The opening Lento molto sostenuto was relaxed and full-toned but Bell gradually heightened the intensity towards the Allegro in tempo giusto e con bravura. Yet, however exigent the virtuosic demands, Bell never forgot that he was primarily making music, not mastering technical challenges; the sound remained sweet and sonorous, and the Bach-like inevitability of the formal progression was made evident.

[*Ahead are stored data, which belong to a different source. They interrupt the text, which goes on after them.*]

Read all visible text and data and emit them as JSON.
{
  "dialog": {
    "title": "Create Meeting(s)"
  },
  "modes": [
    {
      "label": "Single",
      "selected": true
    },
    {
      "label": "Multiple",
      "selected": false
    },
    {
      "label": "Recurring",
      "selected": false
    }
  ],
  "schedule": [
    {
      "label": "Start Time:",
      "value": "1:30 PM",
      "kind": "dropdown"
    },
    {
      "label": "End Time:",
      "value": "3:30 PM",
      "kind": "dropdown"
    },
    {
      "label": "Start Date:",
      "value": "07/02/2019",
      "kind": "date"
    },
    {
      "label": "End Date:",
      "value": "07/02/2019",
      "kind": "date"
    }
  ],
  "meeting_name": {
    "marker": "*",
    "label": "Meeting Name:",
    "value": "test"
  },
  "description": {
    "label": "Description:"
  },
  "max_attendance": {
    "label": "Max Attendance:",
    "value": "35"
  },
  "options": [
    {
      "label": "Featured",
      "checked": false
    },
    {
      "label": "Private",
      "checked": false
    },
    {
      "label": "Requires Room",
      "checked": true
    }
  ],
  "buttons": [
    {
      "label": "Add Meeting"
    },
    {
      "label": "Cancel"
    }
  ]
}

The Ballade is often offered as an encore, as is Rachmaninov’s Vocalise, which followed. A fairly swift tempo prevented the yearning lines from sliding into mawkishness, but Haywood’s nuanced, thoughtful rubatos enhanced the expressive range. We remained in encore territory for the final programmed work, Sarasate’s Carmen Fantasy, which was a veritable drama with Bell and his accompanist adopting a characterful array of guises. Haywood provided an insouciant introduction to the opening movement, and Bell equalled his nonchalance, whipping easily through the glissando, flageolet and pizzicato trickeries. The Habañera was warm but not voluptuously sultry; again the tempo was nippy, as if Bell did not wish to wallow in sensuousness. The pyrotechnics of the Seguidilla and accelerating final movement were artfully despatched.
Two more encores concluded the evening, an arrangement of Chopin’s Nocturne in C-sharp minor and Wieniawski’s Scherzo Tarantelle – two miniatures, one poignantly affecting, the other a virtuosic tight-rope walk, which perfectly embodied the range of Bell’s expressive and technical excellence.